Botnets are automated programs developed by their creators in the form of lines of code and designed to infiltrate a user’s device. Botnets use machine power, electricity, and internet bandwidth to perform certain functions. Common botnet activities include:
- distributed denial of service (DDoS) attacks,
- intrusion orientation,
- financial irregularities,
- email spam.
Botnet mining is used to steal cryptocurrencies. Such a botnet is typically released on a private network of interconnected computers. It then uses the combined power of the devices, resulting in more processing power. It can improve mining performance and corresponding rewards for botnet creators.
If the antivirus or programs installed on the device don’t detect the malware, it is launched without the owner’s knowledge. It is generally capable of playing itself to other connected devices on the network.
Alarm signals for business
It’s easy to infect machines; botnets can infiltrate a computer through phishing campaigns, a hacked website, or even software downloads. And they can go unnoticed if the CPU usage is not too high.
According to Downing, «The immediate impact on the business is that instead of your servers doing what you want them to do, they are running 100% mining Monero for someone».
However, unlike malicious viruses or data theft, businesses can view these attacks as a wake-up call. CPU mining botnets themselves are as much of a problem as the very fact of their infiltration.
«It is important to note that the sole purpose of these botnets is to mine coins. There seem to be no secondary goals. As mining botnets pale compared to other viruses, the severity of these attacks is debatable» – Downing says.
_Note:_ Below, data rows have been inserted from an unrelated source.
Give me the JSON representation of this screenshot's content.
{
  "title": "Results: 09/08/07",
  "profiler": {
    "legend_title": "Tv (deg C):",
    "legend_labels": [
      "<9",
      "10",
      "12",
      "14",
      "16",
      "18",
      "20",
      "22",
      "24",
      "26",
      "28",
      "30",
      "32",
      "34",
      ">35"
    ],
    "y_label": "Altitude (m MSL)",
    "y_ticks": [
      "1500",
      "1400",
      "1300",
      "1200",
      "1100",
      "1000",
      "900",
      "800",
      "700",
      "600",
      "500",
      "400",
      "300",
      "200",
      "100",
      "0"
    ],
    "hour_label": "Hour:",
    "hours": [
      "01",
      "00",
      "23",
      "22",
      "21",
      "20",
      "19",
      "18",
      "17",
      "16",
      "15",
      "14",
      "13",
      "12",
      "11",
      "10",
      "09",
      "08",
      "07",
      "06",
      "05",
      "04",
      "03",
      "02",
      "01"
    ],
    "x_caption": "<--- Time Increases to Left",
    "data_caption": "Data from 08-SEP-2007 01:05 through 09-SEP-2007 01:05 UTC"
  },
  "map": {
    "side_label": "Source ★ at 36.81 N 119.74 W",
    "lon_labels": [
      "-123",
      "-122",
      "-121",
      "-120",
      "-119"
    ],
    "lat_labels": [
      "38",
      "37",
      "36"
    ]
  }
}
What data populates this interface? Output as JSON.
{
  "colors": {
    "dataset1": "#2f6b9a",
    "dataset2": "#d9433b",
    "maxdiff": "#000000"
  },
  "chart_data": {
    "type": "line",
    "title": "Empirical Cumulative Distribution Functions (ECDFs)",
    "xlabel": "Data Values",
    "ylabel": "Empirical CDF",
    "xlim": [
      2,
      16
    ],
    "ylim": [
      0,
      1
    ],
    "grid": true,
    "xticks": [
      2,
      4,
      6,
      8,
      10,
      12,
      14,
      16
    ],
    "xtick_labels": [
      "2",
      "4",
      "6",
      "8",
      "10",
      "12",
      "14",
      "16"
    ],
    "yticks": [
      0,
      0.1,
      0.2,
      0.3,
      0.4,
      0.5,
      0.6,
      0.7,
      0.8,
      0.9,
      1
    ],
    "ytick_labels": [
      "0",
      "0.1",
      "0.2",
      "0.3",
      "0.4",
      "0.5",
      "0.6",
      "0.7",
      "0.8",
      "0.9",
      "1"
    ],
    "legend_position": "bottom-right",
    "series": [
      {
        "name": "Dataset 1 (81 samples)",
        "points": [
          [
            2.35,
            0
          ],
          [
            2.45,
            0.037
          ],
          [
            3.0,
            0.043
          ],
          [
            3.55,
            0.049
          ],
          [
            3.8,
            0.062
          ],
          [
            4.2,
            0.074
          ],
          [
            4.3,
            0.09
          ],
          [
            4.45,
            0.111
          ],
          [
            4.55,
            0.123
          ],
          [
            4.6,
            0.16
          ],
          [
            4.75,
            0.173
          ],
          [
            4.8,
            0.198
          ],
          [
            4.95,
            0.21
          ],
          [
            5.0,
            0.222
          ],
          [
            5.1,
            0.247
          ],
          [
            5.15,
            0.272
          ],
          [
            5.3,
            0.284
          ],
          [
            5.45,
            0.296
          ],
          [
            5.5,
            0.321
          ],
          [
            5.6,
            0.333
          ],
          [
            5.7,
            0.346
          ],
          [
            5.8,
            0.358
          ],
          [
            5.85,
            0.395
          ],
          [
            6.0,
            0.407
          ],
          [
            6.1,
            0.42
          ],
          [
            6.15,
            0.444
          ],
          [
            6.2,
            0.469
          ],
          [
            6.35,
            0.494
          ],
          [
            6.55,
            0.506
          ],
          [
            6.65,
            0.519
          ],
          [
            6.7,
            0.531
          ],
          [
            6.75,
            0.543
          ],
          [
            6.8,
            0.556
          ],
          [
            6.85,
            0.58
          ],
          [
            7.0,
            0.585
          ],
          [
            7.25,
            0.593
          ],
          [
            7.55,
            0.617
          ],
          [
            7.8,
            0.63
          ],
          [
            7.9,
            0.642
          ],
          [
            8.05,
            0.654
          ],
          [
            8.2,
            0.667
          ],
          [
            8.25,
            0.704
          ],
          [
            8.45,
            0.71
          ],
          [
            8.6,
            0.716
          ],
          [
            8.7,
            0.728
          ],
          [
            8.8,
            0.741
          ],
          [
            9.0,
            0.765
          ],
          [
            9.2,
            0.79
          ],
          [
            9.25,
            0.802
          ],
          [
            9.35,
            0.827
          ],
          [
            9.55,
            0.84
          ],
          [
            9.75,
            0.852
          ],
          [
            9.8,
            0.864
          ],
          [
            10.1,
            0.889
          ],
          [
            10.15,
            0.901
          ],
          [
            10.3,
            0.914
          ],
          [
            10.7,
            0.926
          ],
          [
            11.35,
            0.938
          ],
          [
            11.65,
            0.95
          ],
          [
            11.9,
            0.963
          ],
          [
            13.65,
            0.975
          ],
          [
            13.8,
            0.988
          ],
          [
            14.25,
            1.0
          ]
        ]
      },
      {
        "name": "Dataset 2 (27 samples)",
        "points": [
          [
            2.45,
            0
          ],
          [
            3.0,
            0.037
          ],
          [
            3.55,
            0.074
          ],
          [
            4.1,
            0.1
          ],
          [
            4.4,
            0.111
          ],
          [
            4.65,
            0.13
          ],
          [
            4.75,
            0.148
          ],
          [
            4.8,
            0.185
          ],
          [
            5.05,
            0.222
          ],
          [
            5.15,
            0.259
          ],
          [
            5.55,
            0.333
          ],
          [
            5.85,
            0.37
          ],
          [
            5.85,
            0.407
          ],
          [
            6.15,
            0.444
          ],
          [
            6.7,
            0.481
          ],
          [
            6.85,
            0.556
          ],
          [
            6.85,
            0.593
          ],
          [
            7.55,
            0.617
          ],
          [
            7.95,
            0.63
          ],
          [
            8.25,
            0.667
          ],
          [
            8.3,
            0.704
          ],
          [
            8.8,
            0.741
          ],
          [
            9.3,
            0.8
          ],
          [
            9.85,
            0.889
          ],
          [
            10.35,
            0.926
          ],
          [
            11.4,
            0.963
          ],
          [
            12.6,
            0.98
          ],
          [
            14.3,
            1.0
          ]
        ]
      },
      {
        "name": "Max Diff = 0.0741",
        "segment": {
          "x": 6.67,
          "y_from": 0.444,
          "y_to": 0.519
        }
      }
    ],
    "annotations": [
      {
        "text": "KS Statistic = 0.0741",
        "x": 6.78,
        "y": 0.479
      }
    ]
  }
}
The most notorious botnet attacks
In January 2018, hackers used Alphabet Inc’s Google (GOOGL) DoubleClick advertising services to distribute cryptocurrency mining malware to many European and Asian users. A month later, a botnet called Smominru hijacked more than half a million computing devices. He made machines mine millions of dollars worth of cryptocurrencies.
Another crypto-jacking botnet called Sysrv-hello appeared at the end of 2020. Sysrv-hello is aimed at enterprise web applications and is deployed on Windows and Linux systems. Like other botnets, it has constantly evolved to stay ahead of security researchers and law enforcement. The highly aggressive Sysrv contained elements that found and disabled other cryptocurrency mining botnets.
Protection options from botnet miners
In most cases, proper patch management and cyber hygiene can prevent companies and individuals from getting infected. «Simply patch management would stop 90 percent of all these attacks, and in most cases, we are lucky. Destructive malware or data theft would be far more horrific and use the same vector. If you don’t pay, you are probably using coin miners, and you may not even know it» – Downing warns.
Suppose you are worried about your personal computer being targeted. In that case, you can install an antivirus or ad blocker or use another application, for example, NoCoin or minerBlock as a plugin for Chrome.
Even if your system is infected, the code behind cryptocurrency mining botnets is fairly simple and should be easy for most system administrators to remove.
So, for now, these mining botnets seem like nothing more than a nuisance, but the potential for much more severe attacks certainly exists. If they can take over a smartphone or computer, they can just as quickly take over the cloud, steal resources, disrupt business, and compromise data and intellectual property. How to recognize if you have a botnet? Botnets target cryptocurrency users and miners. Your Internet connection may slow down, your computer or server may slow down, or you may experience high CPU or GPU usage when your hardware is idle. You also won’t be able to close or uninstall specific programs or upgrade your operating system. Antivirus and malware with up-to-date definitions will help you detect it.